Wednesday, September 1, 2010

Strengthen Store Identification Using Bags

Can a shopping bag build a bond between your customer and your store? Maybe so, according to University of Minnesota researchers.
     Female participants in a study were asked to carry a shopping bag for an hour as they walked around a mall. Some of the women carried a Victoria’s Secret shopping bag. The rest carried a pink shopping bag with no store or brand identification. At the end of the hour, each woman returned to the research site and was asked to rate herself on a list of personality traits.
     Compared to those who carried the plain bag, the women who carried the Victoria’s Secret bag were more likely to rate themselves as feminine, glamorous, and physically attractive. These are characteristics associated with the Victoria’s Secret store and merchandise brands.
     Does this mean that giving your customers a shopping bag with your logo on it significantly strengthens their identification with your store? Well, the study design was more complicated than what I’ve told you so far, and those complexities shape the best ways to profitably use the findings.

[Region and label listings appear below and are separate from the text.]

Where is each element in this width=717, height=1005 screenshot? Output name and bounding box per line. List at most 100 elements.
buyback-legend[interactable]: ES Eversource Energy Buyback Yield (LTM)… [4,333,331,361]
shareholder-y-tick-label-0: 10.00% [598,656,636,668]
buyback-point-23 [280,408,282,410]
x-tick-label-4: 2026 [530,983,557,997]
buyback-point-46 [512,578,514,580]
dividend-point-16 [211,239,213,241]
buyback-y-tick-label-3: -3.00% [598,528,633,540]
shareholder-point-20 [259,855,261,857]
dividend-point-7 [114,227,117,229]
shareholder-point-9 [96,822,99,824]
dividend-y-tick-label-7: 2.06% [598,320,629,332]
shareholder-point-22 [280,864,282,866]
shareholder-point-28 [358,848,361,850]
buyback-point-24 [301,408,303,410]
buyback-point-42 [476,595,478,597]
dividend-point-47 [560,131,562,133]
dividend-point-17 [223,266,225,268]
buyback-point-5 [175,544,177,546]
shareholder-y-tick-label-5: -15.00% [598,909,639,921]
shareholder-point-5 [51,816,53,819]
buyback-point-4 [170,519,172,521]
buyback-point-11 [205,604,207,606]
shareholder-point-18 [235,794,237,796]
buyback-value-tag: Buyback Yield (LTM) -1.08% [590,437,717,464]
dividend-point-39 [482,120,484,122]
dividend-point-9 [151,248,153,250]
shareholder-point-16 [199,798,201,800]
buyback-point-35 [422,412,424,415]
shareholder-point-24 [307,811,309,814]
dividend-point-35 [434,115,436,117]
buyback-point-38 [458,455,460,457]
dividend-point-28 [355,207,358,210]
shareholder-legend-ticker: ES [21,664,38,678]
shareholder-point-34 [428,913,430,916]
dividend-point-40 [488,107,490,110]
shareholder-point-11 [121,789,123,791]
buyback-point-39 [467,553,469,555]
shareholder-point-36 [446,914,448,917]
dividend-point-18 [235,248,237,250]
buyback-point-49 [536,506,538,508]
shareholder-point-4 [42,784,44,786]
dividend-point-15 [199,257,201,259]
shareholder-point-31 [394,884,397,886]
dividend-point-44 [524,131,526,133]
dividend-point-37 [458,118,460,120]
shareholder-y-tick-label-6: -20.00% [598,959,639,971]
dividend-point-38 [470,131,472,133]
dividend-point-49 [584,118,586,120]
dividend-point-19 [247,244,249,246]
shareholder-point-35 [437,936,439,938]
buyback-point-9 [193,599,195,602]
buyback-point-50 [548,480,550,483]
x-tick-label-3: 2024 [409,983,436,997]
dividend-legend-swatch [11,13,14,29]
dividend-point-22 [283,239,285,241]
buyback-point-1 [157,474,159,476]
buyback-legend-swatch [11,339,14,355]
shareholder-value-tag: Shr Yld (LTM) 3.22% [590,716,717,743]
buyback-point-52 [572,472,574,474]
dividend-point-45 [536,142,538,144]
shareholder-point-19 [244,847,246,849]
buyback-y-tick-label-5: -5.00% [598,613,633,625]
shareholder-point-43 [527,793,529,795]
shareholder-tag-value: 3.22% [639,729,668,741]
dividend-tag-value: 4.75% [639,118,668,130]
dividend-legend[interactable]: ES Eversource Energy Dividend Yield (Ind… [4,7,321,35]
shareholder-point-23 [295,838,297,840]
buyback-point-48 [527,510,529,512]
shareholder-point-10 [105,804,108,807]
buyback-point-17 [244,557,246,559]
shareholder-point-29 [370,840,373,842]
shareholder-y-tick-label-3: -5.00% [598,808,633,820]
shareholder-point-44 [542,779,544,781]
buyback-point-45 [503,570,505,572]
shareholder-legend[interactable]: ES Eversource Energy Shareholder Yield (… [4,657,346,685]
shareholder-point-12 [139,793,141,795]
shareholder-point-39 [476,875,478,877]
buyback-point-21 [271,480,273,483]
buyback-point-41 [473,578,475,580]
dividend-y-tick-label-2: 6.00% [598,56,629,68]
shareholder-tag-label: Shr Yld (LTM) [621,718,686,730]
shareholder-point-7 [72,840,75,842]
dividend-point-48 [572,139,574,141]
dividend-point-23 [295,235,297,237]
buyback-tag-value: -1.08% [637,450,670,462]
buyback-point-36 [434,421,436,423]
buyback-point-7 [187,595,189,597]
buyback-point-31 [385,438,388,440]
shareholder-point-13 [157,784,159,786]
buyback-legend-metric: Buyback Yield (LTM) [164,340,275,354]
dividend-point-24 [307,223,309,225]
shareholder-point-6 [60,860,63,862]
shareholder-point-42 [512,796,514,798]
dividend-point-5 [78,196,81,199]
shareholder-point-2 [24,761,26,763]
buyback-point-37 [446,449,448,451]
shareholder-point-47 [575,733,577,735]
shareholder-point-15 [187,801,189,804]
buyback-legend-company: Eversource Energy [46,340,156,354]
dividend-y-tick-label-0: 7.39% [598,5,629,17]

     Here are the two complexities:
  • Each woman in the study chose whether to carry the Victoria’s Secret bag or the plain bag. Therefore, one explanation of the findings is that women who choose a bag with the store brand on it are saying they want to be considered as having personality traits like the store brand. A classic philosophical question is, “Which came first, the chicken or the egg?” In this study, we can ask, “Does carrying the bag influence the shopper’s personality, or does the shopper’s intended personality influence the bag they select to carry?” The answer to that second question is, “It works in both directions.”
  • Carrying the Victoria’s Secret bag did not have an effect on all the women shoppers. Those for whom it did have the most effect were shoppers who aspired to be better in some way, but felt they couldn’t do it on their own. They are the type of people who depend on brands to help them achieve their self-esteem aspirations.
     The advice for you: For the aspirational merchandise you sell, make branded paper bags available to the customer.
     And, oh yes, a bonus tip: If you sell merchandise like Victoria’s Secret sells, consider that some shoppers might like to conceal their purchase inside a plain paper bag while walking the mall.